Customer response to WestJet’s Nov. 15 Dublin announcement has been positive, according to the company. The introductory fare from Toronto via St. John’s was C$597. That’s about half of the C$1,096 that Air Canada is now charging for a July flight to Dublin on Rouge.
“We’re not just another carrier that’s flying over the Atlantic Ocean,” Cummings said. “The fares are low fares, and they are liberating that market. When you look at the Atlantic Canada market into Europe, it can lead to a bigger opportunity.”
That break could come as soon as 2015, with direct flights to “four or five” European cities from Newfoundland and Halifax, Nova Scotia, if demand is sufficient, Cummings said.
“If you drew the circle around St.

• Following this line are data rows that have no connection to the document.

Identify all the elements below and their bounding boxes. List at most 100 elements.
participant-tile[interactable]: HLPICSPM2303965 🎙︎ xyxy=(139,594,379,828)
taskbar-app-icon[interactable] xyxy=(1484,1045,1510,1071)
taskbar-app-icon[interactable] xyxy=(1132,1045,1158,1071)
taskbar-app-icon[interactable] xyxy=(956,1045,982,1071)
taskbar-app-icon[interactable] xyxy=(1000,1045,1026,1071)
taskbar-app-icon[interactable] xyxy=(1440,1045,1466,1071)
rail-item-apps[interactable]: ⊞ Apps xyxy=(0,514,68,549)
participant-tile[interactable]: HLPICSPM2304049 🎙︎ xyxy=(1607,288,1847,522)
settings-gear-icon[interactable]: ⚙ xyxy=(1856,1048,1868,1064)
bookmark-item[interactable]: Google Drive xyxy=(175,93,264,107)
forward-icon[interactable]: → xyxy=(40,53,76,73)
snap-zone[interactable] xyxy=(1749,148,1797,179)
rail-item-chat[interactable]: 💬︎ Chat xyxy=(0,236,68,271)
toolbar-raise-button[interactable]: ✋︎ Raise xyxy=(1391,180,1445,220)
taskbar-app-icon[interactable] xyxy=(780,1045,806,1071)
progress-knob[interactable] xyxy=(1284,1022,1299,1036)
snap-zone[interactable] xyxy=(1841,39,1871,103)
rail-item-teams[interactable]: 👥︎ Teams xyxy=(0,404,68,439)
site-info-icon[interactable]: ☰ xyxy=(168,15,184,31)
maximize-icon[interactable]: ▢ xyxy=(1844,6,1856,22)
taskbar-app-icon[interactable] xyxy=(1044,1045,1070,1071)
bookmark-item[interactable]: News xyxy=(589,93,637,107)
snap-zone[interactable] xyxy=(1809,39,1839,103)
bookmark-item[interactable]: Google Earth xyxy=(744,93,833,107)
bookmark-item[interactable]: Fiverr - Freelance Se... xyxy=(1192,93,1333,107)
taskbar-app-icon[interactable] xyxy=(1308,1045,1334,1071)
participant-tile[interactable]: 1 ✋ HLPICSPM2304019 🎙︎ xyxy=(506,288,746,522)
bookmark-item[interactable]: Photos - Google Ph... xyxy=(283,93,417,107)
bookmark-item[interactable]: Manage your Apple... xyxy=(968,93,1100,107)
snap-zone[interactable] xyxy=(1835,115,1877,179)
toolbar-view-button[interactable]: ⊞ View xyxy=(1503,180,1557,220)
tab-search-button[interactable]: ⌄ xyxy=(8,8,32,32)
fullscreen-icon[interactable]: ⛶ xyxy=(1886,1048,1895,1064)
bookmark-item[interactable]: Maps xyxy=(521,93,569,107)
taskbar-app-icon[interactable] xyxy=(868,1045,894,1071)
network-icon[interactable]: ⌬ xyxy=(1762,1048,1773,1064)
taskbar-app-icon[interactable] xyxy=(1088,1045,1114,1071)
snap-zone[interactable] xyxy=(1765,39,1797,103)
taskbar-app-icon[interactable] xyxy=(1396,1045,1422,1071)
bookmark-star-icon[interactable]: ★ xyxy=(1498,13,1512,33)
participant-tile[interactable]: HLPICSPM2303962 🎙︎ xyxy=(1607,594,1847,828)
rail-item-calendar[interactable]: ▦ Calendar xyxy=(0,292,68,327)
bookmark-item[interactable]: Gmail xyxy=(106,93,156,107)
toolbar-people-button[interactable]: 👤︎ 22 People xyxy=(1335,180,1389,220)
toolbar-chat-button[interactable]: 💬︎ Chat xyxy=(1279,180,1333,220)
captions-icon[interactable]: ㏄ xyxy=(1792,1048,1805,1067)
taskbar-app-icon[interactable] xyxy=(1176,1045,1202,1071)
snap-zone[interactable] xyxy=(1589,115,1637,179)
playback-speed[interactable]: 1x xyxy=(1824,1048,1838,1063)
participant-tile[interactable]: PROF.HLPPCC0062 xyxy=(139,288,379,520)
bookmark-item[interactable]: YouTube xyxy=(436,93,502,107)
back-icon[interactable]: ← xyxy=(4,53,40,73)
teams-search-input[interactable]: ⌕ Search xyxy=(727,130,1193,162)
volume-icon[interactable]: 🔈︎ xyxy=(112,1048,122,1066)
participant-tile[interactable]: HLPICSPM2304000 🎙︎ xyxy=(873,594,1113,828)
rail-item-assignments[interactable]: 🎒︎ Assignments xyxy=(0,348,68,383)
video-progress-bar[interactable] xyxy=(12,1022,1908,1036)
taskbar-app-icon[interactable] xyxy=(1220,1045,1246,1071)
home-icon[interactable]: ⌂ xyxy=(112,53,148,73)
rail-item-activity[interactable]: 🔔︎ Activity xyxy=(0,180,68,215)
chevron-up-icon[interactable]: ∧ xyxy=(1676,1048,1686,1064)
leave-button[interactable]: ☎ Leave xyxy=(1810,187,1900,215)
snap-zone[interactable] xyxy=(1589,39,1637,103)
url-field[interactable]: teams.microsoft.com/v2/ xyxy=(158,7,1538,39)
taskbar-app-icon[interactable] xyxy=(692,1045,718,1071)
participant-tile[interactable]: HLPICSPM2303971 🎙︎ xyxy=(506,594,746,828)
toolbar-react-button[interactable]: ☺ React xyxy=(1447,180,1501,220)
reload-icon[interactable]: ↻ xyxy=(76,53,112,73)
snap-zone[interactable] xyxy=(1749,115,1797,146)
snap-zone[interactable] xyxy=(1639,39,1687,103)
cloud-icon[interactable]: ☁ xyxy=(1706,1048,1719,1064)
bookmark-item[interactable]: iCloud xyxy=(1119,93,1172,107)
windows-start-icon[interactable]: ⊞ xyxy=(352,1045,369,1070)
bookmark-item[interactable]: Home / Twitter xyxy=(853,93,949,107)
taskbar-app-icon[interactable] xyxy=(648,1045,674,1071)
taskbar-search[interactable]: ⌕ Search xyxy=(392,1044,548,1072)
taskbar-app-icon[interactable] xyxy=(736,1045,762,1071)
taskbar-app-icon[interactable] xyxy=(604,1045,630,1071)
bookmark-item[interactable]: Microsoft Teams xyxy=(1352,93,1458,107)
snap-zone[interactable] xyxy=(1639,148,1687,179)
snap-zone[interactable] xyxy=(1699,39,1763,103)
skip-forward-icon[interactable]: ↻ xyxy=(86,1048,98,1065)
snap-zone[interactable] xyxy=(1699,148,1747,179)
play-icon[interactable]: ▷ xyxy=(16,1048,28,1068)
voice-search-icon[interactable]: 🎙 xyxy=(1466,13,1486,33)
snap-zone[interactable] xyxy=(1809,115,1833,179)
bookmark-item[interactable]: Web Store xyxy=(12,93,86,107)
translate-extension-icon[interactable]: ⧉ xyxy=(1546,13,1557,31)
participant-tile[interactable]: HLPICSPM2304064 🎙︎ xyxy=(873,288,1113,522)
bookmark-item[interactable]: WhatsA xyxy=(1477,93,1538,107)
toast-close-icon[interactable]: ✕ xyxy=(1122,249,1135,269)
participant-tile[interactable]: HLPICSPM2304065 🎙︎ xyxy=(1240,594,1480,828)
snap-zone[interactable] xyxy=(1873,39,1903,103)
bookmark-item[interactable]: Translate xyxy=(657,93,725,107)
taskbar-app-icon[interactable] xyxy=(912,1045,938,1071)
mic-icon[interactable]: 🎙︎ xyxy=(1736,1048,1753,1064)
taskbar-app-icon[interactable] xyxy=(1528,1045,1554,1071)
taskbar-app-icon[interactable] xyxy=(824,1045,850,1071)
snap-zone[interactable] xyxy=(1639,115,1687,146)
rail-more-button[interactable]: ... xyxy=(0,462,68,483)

John’s or Halifax, that does take you to some pretty substantive cities in Europe besides Dublin,” Cummings said. “We’re not tipping our hand by naming the cities, but you are into multiple countries.”
While Chief Financial Officer Vito Culmone said at an investor conference last month that exploratory talks about wide-body planes were under way, Cummings said any such order would likely be at least a few years away.
Instead, WestJet is focusing on the expansion of its Encore regional unit, which will have a fleet of seven Bombardier Inc.- made turboprops by month’s end and 16 more by the end of 2014. Encore seeks to capture part of a C$2 billion market for short-haul Canadian and trans-border flights.
“We do have our hands full with Encore,” Cummings said. “There’s no hurry here in ordering wide-bodies. There’s no imminent announcement here, but we are looking out a long way, and that’s always how we’ve done things.”